Já no caso do AVC hemorrágico, os tratamentos incluem: controle da pressão arterial; craniotomia ou drenagem de hematoma: cirurgia para drenar o hematoma e aliviar a pressão intracraniana; e tratamento de aneurismas: caso o AVC hemorrágico seja causado por um aneurisma (dilatação anormal de uma artéria), pode ser necessário uma cirurgia para reparar o vaso afetado.

Após os tratamentos iniciais, a reabilitação é fundamental para a recuperação do paciente. O processo pode incluir fisioterapia, acompanhamento psicológico e tratamentos personalizados.

Fisioterapia como aliada

A neuroplasticidade, a capacidade do cérebro de formar novos circuitos neuronais e reativar áreas com perda neuronal, é essencial para a recuperação de pacientes com AVC, segundo Cantos. Esse processo, que pode ser estimulado pela fisioterapia, é mais eficaz nos primeiros seis meses após o AVC.

A fisioterapeuta Fernanda Freitag Busnardo, especialista em gerontologia pela USP, aplica desde 2021 a neuromodulação, técnica que estimula a formação de novas conexões entre neurônios.
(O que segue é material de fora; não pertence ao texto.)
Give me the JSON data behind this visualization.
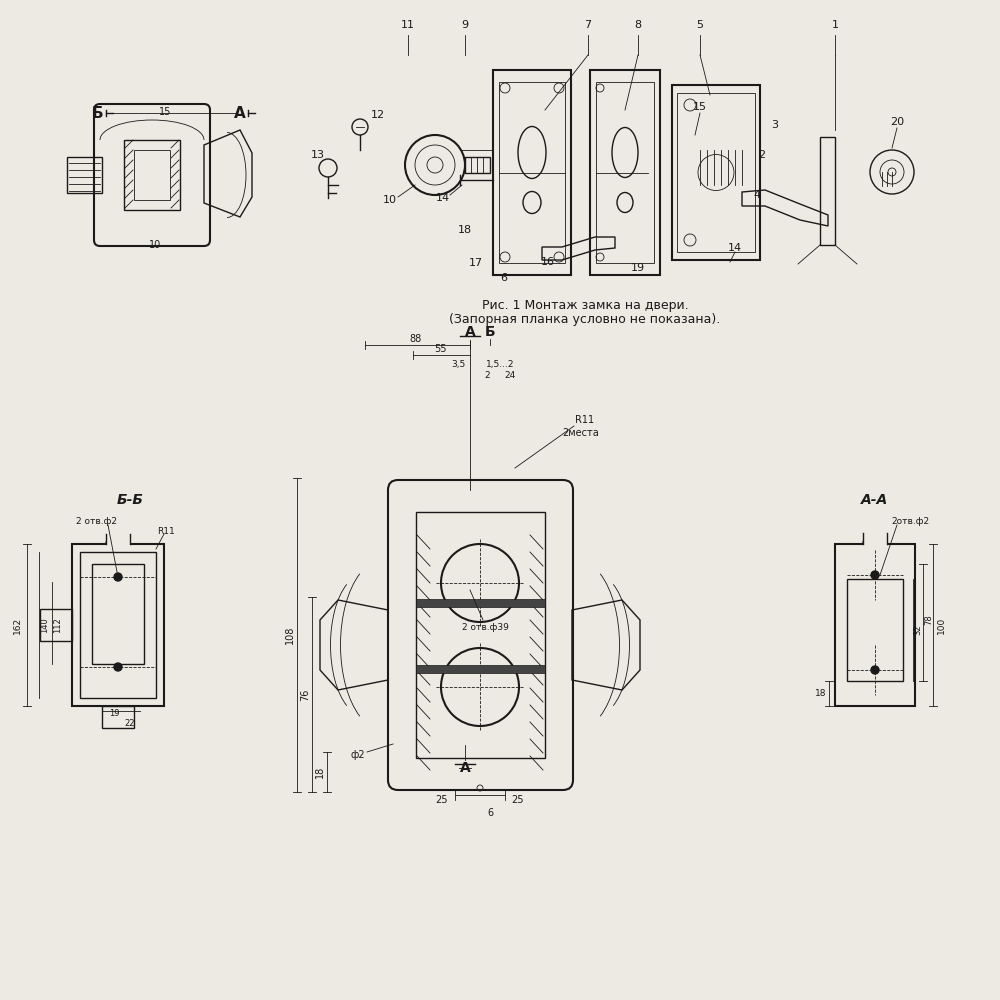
{
  "bg_color": "#ede9e3",
  "line_color": "#1a1a1a",
  "caption1": "Рис. 1 Монтаж замка на двери.",
  "caption2": "(Запорная планка условно не показана).",
  "section_bb": "Б-Б",
  "section_aa": "А-А"
}
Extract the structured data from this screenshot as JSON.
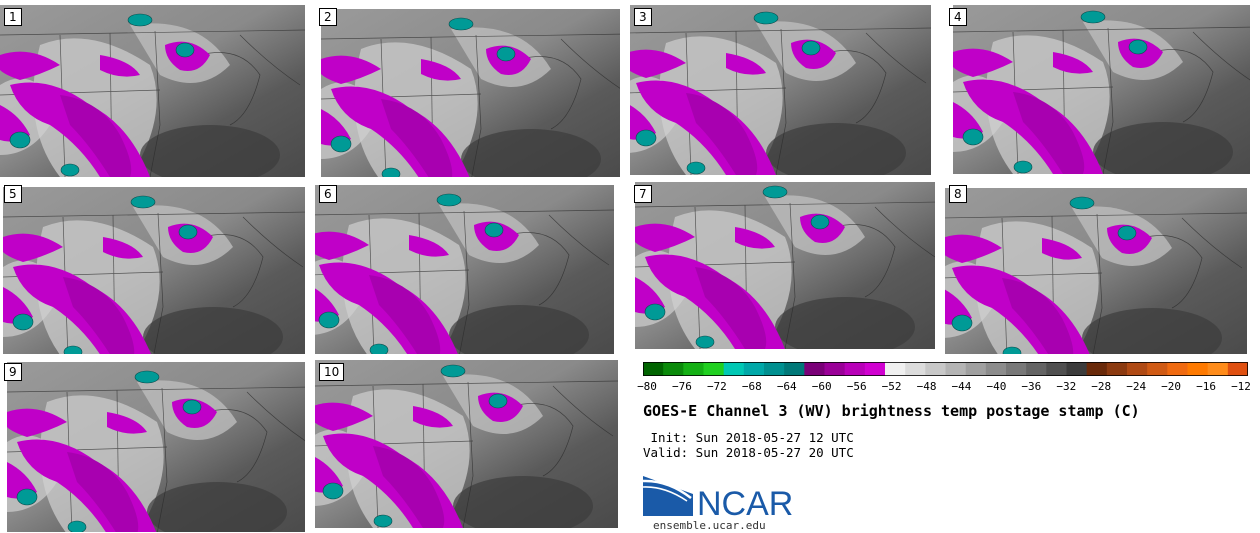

Este ano, ela trouxe para Brusque um aparelho dinamarquês que amplia o tratamento de diversas patologias e sintomas.

“Esse método acelera significativamente a recuperação, mas deve ser associado a técnicas de reabilitação”, explica Fernanda, que já registrou melhorias em movimentos, fala e memória de pacientes.

Arquivo pessoal

Sion destaca que, apesar dos avanços tecnológicos, a prevenção ainda é a melhor estratégia. Especialistas também ressaltam o papel crucial de familiares, amigos e cuidadores na recuperação, criando um ambiente acolhedor e motivador.

Thayse Rosa reforça que Brusque investe em programas de educação em saúde, como grupos de caminhada, atividades nas academias de saúde e horários estendidos nas unidades básicas.